Each department has relatively free rein over the content in its own section of the site. The PR team then imposes some order by categorizing the main subject areas and
grouping departmental information under those various headings.

To make this happen, Unisys has created a "news bureau," comprised of subject-matter experts in the various departments who feed a steady flow of information into the PR shop.
"The news bureau has increased the collegiality of our communications [staffers] around the world, while also helping us to balance the Web site by presenting a more global
picture of what is happening throughout Unisys," explains VP of Communications and Public Affairs Shirley Robinson.

Bottom Line: Content

You can make the intranet portal clean. You can send email alerts to drive traffic to the site. But at the end of the day, no one is going to care unless you post some
substantial content.

"We have to give them news they can use," says John Clemons, VP of internal communication at Nextel Inc. and chair of the International Association of Business Communicators
(IABC). "You have to establish a situation where they know that if they don't go to the intranet, they will not get this information."

For that to happen, he says, PR must mingle with the masses. At Nextel, for instance, department representatives "do come to us when they have news, but we also meet with them
periodically to ask about the ways the site is being used and what they would like to see," says Clemons. "We expect them - and we really need them - to be full partners in the
effective management of the site."

(Contacts: Giovanni Rodriguez, 650/475-5322, [email protected]; Neal Linkon, 414/272-7742, [email protected]; Mark Scott, 404/459-7452, [email protected]; John Clemons,
703/433-4598, [email protected]; Kristine Grow, 215/ 986-5497, [email protected]; Denise Baron, 215/986-3650, [email protected]; Shirley
Robinson, 215/986-4440, [email protected])

How To Make The Intranet Work?

Organize: Create logical subject headers on the front page. Group information in logical layers underneath that page.

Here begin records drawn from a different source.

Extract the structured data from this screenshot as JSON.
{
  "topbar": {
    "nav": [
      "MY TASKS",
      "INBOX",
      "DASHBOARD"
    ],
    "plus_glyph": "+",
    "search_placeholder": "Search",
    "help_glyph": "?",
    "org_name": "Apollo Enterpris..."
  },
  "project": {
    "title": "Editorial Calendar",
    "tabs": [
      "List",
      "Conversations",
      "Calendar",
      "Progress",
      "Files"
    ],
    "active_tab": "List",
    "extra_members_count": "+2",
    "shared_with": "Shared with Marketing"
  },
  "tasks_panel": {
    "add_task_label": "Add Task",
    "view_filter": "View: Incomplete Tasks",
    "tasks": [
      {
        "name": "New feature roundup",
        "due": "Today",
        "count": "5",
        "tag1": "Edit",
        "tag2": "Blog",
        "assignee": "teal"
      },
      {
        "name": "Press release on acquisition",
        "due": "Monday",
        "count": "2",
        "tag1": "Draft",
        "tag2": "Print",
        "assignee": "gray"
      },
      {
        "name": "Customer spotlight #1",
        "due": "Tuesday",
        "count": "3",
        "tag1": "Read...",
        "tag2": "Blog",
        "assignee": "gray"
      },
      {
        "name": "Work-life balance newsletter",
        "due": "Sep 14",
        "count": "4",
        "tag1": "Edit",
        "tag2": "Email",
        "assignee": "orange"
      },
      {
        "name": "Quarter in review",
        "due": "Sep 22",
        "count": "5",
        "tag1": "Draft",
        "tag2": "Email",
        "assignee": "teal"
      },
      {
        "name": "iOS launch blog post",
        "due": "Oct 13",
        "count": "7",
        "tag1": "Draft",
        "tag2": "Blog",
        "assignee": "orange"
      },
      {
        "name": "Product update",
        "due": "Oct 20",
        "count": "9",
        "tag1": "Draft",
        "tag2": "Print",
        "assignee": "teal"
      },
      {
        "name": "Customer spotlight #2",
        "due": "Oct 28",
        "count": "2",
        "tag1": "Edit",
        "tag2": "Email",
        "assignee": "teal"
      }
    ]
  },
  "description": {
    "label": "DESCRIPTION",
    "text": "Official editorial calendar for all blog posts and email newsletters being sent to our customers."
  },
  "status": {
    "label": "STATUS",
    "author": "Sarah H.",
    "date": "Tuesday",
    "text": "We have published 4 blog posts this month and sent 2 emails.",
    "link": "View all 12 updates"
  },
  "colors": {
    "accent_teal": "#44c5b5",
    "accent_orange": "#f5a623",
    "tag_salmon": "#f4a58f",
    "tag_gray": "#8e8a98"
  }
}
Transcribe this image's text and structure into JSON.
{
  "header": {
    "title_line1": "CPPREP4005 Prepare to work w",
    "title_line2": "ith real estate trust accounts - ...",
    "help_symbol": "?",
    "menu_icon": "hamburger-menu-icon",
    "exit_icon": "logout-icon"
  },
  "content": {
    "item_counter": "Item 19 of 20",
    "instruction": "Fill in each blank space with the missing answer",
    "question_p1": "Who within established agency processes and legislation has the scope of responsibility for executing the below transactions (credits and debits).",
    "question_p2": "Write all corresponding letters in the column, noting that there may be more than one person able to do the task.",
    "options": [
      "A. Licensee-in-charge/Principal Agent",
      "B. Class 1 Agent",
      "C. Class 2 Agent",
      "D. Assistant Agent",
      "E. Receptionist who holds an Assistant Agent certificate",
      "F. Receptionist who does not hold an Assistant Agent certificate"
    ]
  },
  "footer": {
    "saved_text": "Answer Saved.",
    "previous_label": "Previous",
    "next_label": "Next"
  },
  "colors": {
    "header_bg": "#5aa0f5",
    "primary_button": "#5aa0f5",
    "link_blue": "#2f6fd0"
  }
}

Customize: Talk to department chiefs to find out what their people want and need to see in their section of the portal, then deliver unique content to meet those needs.

Advertise: Employ-ees won't always think to check the intranet for the latest corporate information. You'll need to drive them there, whether by bulk email announcements of
breaking news, or a print newsletter directing them to various locations on the Web site whenever updates are posted.

Analyze: How to know if the intranet is doing what you had hoped? Firms such as WebTrends offer analysis products that can track intranet usage trends, showing in graphic
detail which areas of the site are getting read, and which are gathering dust.